Outside of the a few rare machinery failures, manufacturers have very little to do with the sales process, making dealerships responsible for the success or failure of their machinery sales, according to Seymour. “The manufacturer is responsible for making a good product and offering programs to help sell the product,” he says. “It is the responsibility of the dealership to foster the relationship with the customer and find how the product fixes a problem they have. The sales battle is won at the dealership level with help from the manufacturer.
Measuring Customer Loyalty
Surveyed dealers were given a chance to answer a hypothetical question about loyalty at their dealerships. The question asked, if the surveyed dealer were to end their mainline OEM contract tomorrow and start to carry a different mainline, what percentage of their customers would they retain?

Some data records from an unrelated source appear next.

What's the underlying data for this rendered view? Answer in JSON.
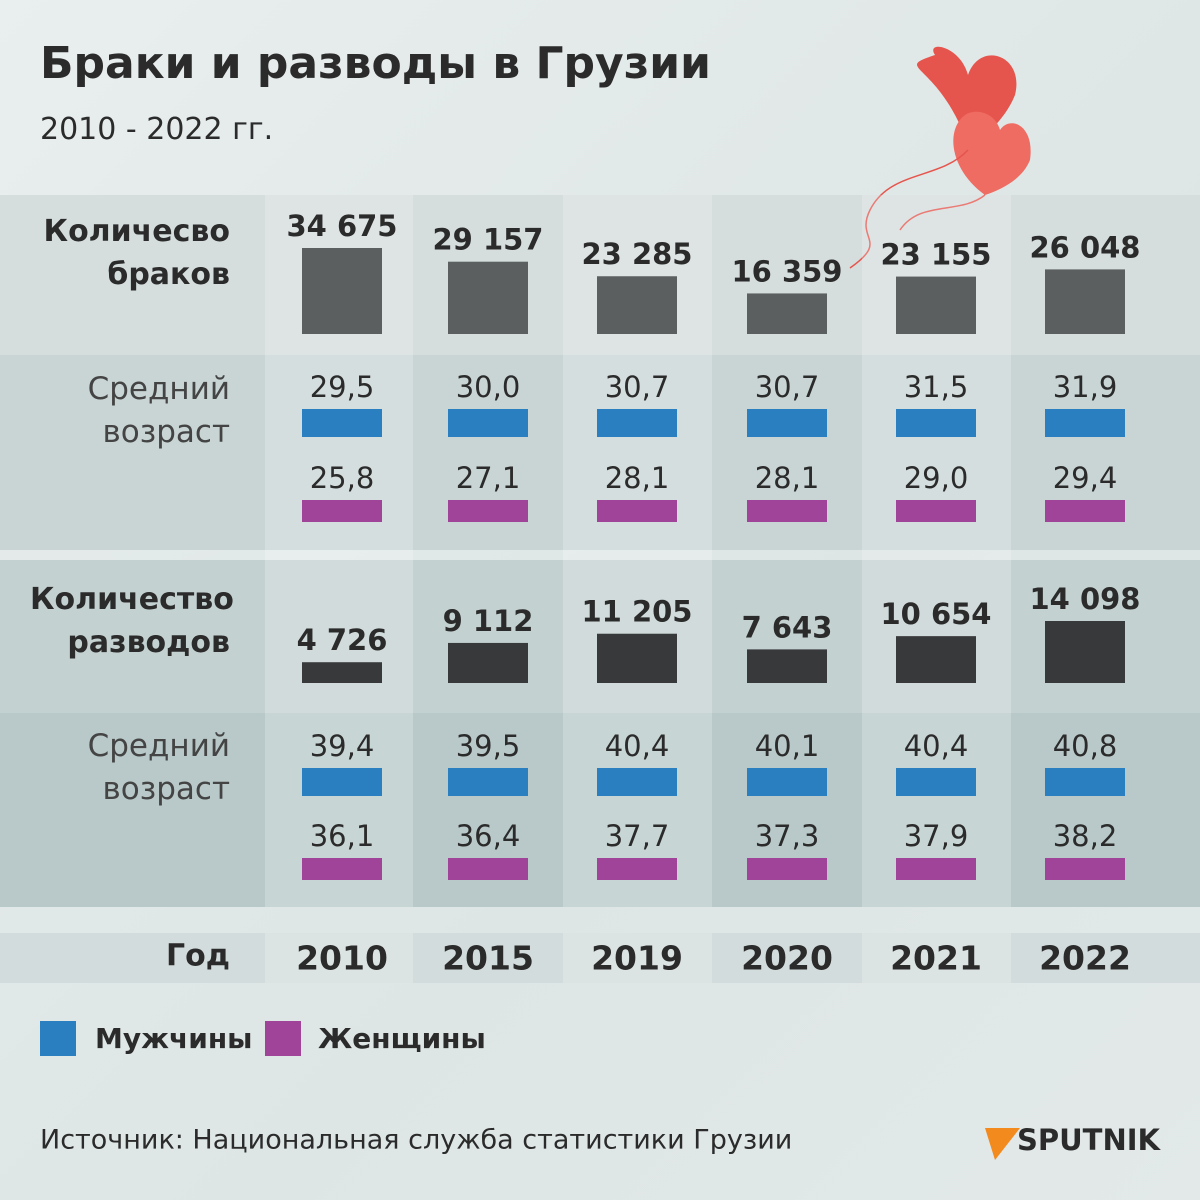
{
  "title": "Браки и разводы в Грузии",
  "subtitle": "2010 - 2022 гг.",
  "years_label": "Год",
  "years": [
    "2010",
    "2015",
    "2019",
    "2020",
    "2021",
    "2022"
  ],
  "marriages": {
    "label": "Количесво браков",
    "color": "#5c5f60",
    "values": [
      34675,
      29157,
      23285,
      16359,
      23155,
      26048
    ],
    "value_labels": [
      "34 675",
      "29 157",
      "23 285",
      "16 359",
      "23 155",
      "26 048"
    ]
  },
  "marriage_age": {
    "label": "Средний возраст",
    "men": [
      29.5,
      30.0,
      30.7,
      30.7,
      31.5,
      31.9
    ],
    "men_labels": [
      "29,5",
      "30,0",
      "30,7",
      "30,7",
      "31,5",
      "31,9"
    ],
    "women": [
      25.8,
      27.1,
      28.1,
      28.1,
      29.0,
      29.4
    ],
    "women_labels": [
      "25,8",
      "27,1",
      "28,1",
      "28,1",
      "29,0",
      "29,4"
    ]
  },
  "divorces": {
    "label": "Количество разводов",
    "color": "#38393b",
    "values": [
      4726,
      9112,
      11205,
      7643,
      10654,
      14098
    ],
    "value_labels": [
      "4 726",
      "9 112",
      "11 205",
      "7 643",
      "10 654",
      "14 098"
    ]
  },
  "divorce_age": {
    "label": "Средний возраст",
    "men": [
      39.4,
      39.5,
      40.4,
      40.1,
      40.4,
      40.8
    ],
    "men_labels": [
      "39,4",
      "39,5",
      "40,4",
      "40,1",
      "40,4",
      "40,8"
    ],
    "women": [
      36.1,
      36.4,
      37.7,
      37.3,
      37.9,
      38.2
    ],
    "women_labels": [
      "36,1",
      "36,4",
      "37,7",
      "37,3",
      "37,9",
      "38,2"
    ]
  },
  "legend": {
    "men": {
      "name": "Мужчины",
      "color": "#2a7fc0"
    },
    "women": {
      "name": "Женщины",
      "color": "#a0449a"
    }
  },
  "source": "Источник: Национальная служба статистики Грузии",
  "brand": "SPUTNIK"
}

Answers varied heavily. Some dealers opted out of answering the question, saying there are simply too many factors to account for. For example, Stu Kinne at Salem Farm Supply, a 2-store Case IH and Kubota dealership in New York and 2015 Farm Equipment Dealership of the Year, says the question, “ … is very hypothetical. So much would depend on why your present OEM canceled your contract and what other contracts might be available, as well as how far would customers have to travel to get to the next in-line dealer.”
Others were confident about the strength of their stores against the pressure of switching colors. “I would say history shows most customers would migrate to locally sold brands over time,” says Grosshans. “It might take 5 years, but it will happen. Dealerships carry more weight for the local customers than the manufacturers. Major manufacturers don’t give the individual dealerships enough credit for the customers buying their products.”
“A big reason farmers move to a new brand is a problem with the quality of a rival brand’s product, particularly a failure in uptime…” – Brian Carpenter, Champlain Valley Equipment
“This is a very hypothetical question, but I can give a general overview of how I see it. We have a lot of big customers in our market and getting them to change that whole fleet over would be a bit tricky, especially in a down market,” says David Meyer, chairman and CEO of Titan Machinery, the largest Case IH dealership in the U.S. and 2006 Farm Equipment Dealership of the Year.
“I think customers prefer to keep their equipment the same color. I’m guessing about half our customers would stay loyal and try to switch their brands over to the newly acquired OEM brand. The other half would need to reluctantly go down the road to the nearest dealer of our discontinued brand, because it would be too great a financial burden to switch everything. We would also pick up customers from the newly acquired OEM,” he says.
“Before we expanded to other stores, I would have projected 50%-75%,” says Carpenter. “Surprisingly, as we’ve bought dealerships throughout the state and changed some of the prominent brands, we’ve retained over 90% of our customers and even gained customers in some occasions. I think it’s about customers wanting to deal with a store with strong staff, good personality and good culture. I’d say over 75% of our customers would stick with us. And I’ve seen it happen personally. We have a dealer who changed brands a couple times over a 25 year period and kept most of his customers.”